Agent 输出飘忽不定？用 Schema 锁死格式

Agent 有时输出 JSON，有时多几句解释，有时字段名拼错——下游解析直接崩。

Spec 设计用 JSON Schema、Pydantic 等约束输出格式，让 Agent 稳定产出可解析的结构。本篇解析如何设计 Spec、选择 Schema 工具、处理边界情况，提升 Agent 输出的可控性。

Spec = 用 Schema（JSON Schema、Pydantic）定义输出格式，强制验证，让 Agent 稳定产出可解析的 JSON。输出飘忽、字段缺失、类型错误——Schema 约束 + 验证能解决。

📐 一、JSON Schema：定义输出格式

下游要解析”用户信息”做入库——Agent 有时多输出 remark 字段，有时少 phone，解析直接报错。JSON Schema 定义 JSON 结构——哪些字段、什么类型、是否必填。基本语法：

{
  "type": "object",
  "properties": {
    "name": {
      "type": "string",
      "description": "用户姓名"
    },
    "age": {
      "type": "integer",
      "description": "用户年龄",
      "minimum": 0,
      "maximum": 150
    }
  },
  "required": ["name", "age"]
}

代码示例：

# JSON Schema 示例（伪代码）

user_schema = {
    "type": "object",
    "properties": {
        "name": {
            "type": "string",
            "description": "用户姓名"
        },
        "age": {
            "type": "integer",
            "description": "用户年龄",
            "minimum": 0,
            "maximum": 150
        },
        "email": {
            "type": "string",
            "format": "email",
            "description": "用户邮箱"
        }
    },
    "required": ["name", "age"]
}

# 在 Prompt 中使用
prompt = f"""
请输出用户信息，格式必须符合以下 JSON Schema：

{json.dumps(user_schema, indent=2)}

用户输入：{user_input}
"""

# LLM 输出会被 Schema 限制
response = llm.generate(prompt)

1.2 复杂 Schema 示例

嵌套对象：

{
  "type": "object",
  "properties": {
    "user": {
      "type": "object",
      "properties": {
        "name": {"type": "string"},
        "age": {"type": "integer"}
      },
      "required": ["name", "age"]
    },
    "address": {
      "type": "object",
      "properties": {
        "city": {"type": "string"},
        "street": {"type": "string"}
      }
    }
  },
  "required": ["user"]
}

数组：

{
  "type": "object",
  "properties": {
    "users": {
      "type": "array",
      "items": {
        "type": "object",
        "properties": {
          "name": {"type": "string"},
          "age": {"type": "integer"}
        },
        "required": ["name", "age"]
      }
    }
  },
  "required": ["users"]
}

🐍 二、Pydantic：Python 的数据验证

Pydantic 是 Python 的数据验证库，可以用来验证 Agent 的输出。

2.1 Pydantic 基础

Pydantic 做数据校验——定义模型后自动检查类型和约束。

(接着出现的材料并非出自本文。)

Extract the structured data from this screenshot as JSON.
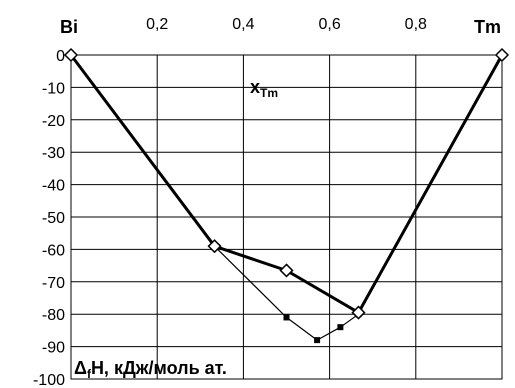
{
  "chart_data": {
    "type": "line",
    "corner_left": "Bi",
    "corner_right": "Tm",
    "xlabel": {
      "main": "x",
      "sub": "Tm"
    },
    "ylabel": {
      "prefix": "Δ",
      "sub": "f",
      "rest": "H, кДж/моль ат."
    },
    "xlim": [
      0,
      1
    ],
    "ylim": [
      -100,
      0
    ],
    "x_ticks": [
      "0,2",
      "0,4",
      "0,6",
      "0,8"
    ],
    "x_tick_values": [
      0.2,
      0.4,
      0.6,
      0.8
    ],
    "y_ticks": [
      "0",
      "-10",
      "-20",
      "-30",
      "-40",
      "-50",
      "-60",
      "-70",
      "-80",
      "-90",
      "-100"
    ],
    "y_tick_values": [
      0,
      -10,
      -20,
      -30,
      -40,
      -50,
      -60,
      -70,
      -80,
      -90,
      -100
    ],
    "grid": true,
    "colors": {
      "line": "#000000",
      "grid": "#000000",
      "marker_fill": "#ffffff"
    },
    "series": [
      {
        "marker": "diamond-open",
        "line": "thick",
        "points": [
          [
            0,
            0
          ],
          [
            0.333,
            -59
          ],
          [
            0.5,
            -66.5
          ],
          [
            0.667,
            -79.5
          ],
          [
            1,
            0
          ]
        ]
      },
      {
        "marker": "square-filled",
        "line": "thin",
        "points": [
          [
            0,
            0
          ],
          [
            0.333,
            -59
          ],
          [
            0.5,
            -81
          ],
          [
            0.571,
            -88
          ],
          [
            0.625,
            -84
          ],
          [
            0.667,
            -80
          ],
          [
            1,
            0
          ]
        ]
      }
    ]
  }
}
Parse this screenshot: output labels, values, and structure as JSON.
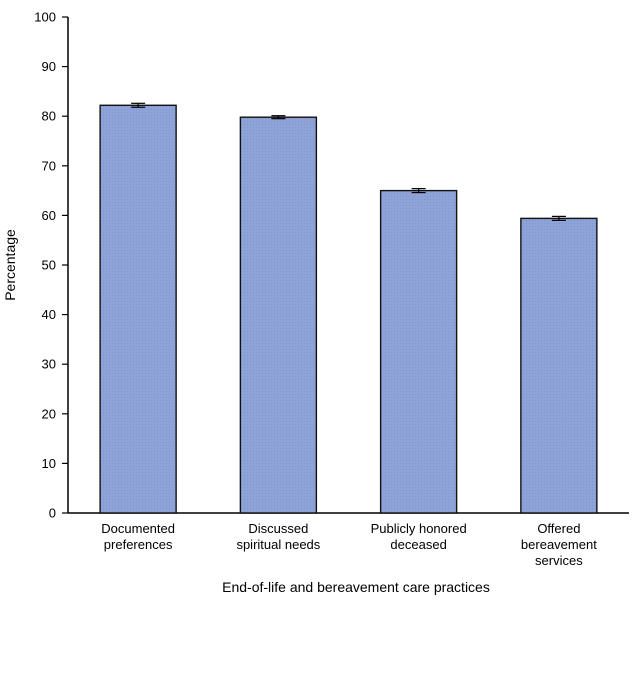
{
  "chart_data": {
    "type": "bar",
    "title": "",
    "xlabel": "End-of-life and bereavement care practices",
    "ylabel": "Percentage",
    "ylim": [
      0,
      100
    ],
    "yticks": [
      0,
      10,
      20,
      30,
      40,
      50,
      60,
      70,
      80,
      90,
      100
    ],
    "categories": [
      [
        "Documented",
        "preferences"
      ],
      [
        "Discussed",
        "spiritual needs"
      ],
      [
        "Publicly honored",
        "deceased"
      ],
      [
        "Offered",
        "bereavement",
        "services"
      ]
    ],
    "values": [
      82.2,
      79.8,
      65.0,
      59.4
    ],
    "error_bars": [
      [
        81.8,
        82.6
      ],
      [
        79.5,
        80.1
      ],
      [
        64.6,
        65.4
      ],
      [
        59.0,
        59.8
      ]
    ],
    "grid": false,
    "legend": "none",
    "bar_color": "#8ea3d8",
    "bar_edge_color": "#111111"
  }
}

基本用法：

# Pydantic 示例

from pydantic import BaseModel, Field, validator

class User(BaseModel):
    name: str = Field(..., description="用户姓名")
    age: int = Field(..., ge=0, le=150, description="用户年龄")
    email: str = Field(..., description="用户邮箱")
    
    @validator('email')
    def validate_email(cls, v):
        if '@' not in v:
            raise ValueError('邮箱格式不正确')
        return v

# 使用 Pydantic 验证
try:
    user = User(name="张三", age=25, email="zhangsan@example.com")
    print(user.json())
except ValidationError as e:
    print(f"验证失败：{e}")

2.2 Pydantic 与 Agent 集成

代码示例：

# Pydantic 与 Agent 集成（伪代码）

from pydantic import BaseModel, Field

class TaskResult(BaseModel):
    """任务结果模型"""
    success: bool = Field(..., description="是否成功")
    result: str = Field(..., description="结果内容")
    error: str = Field(None, description="错误信息")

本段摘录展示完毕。